Bas-Saint-Laurent, Gaspésie

Sea Air

Here, the Saint Lawrence River merges with the sea, and the surrounding landscape is stunning and sprawling. Four national parks, impressive historical sites, the famous Percé Rock, flocks of Northern Gannet, whales, and Baie des Chaleurs, one of the most beautiful bays in the world...: welcome to Gaspésie and Bas-Saint- Laurent, where nature and culture are sure to charm you!

At the root of these attractions, you’ll find the stalwart presence of Indigenous communities,  essential to understanding Eastern Quebec. Europeans had first contact with this part of the New World by meeting the Gaspésie Mi’kmaq during the 16th century. The Mi’kmaq, divided into three communities across the peninsula, continue to share their culture with the world thanks to remarkable ancestral sites. The Maliseet inhabit the Cacouna region in Bas-Saint-Laurent.

Discover the members



Recognized since 1850, the Gesgapegiag community is established on the shore of Chaleurs Bay, at the mouth of the Cascapedia River. Its name means large river in Mi’gmaq.

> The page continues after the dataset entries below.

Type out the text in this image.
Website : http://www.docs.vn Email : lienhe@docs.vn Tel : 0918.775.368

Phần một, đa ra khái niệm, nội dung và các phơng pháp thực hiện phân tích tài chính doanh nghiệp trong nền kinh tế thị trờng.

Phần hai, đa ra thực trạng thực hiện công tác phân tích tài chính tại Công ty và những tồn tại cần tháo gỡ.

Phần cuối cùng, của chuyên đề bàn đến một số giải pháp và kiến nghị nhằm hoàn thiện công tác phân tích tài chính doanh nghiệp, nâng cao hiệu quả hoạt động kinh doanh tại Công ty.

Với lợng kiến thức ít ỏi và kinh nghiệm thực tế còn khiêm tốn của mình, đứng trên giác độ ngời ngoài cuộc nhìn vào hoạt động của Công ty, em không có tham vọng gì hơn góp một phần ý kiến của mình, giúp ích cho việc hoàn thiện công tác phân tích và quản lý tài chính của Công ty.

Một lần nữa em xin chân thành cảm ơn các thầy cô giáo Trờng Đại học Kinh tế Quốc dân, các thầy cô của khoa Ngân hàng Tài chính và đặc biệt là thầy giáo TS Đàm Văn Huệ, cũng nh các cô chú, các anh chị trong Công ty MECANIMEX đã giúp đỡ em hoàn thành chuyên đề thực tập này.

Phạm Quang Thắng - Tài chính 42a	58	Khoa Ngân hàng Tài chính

English is the language most widely spoken in the community.


Living in harmony with the nature that surrounds it, the Mi’gmaq community of Gespeg has permanently settled in Gaspé Bay since the 16th century. In Mi’gmaq, Gespeg means the land’s end.

Wolastoqiyik Wahsipekuk

The Maliseet of Viger First Nation, now known as the Wolastoqiyik Wahsipekuk, is right next to the municipality of Cacouna. The Maliseet have historically lived off fishing and hunting; their movements along the banks of the St. Lawrence following the seasons.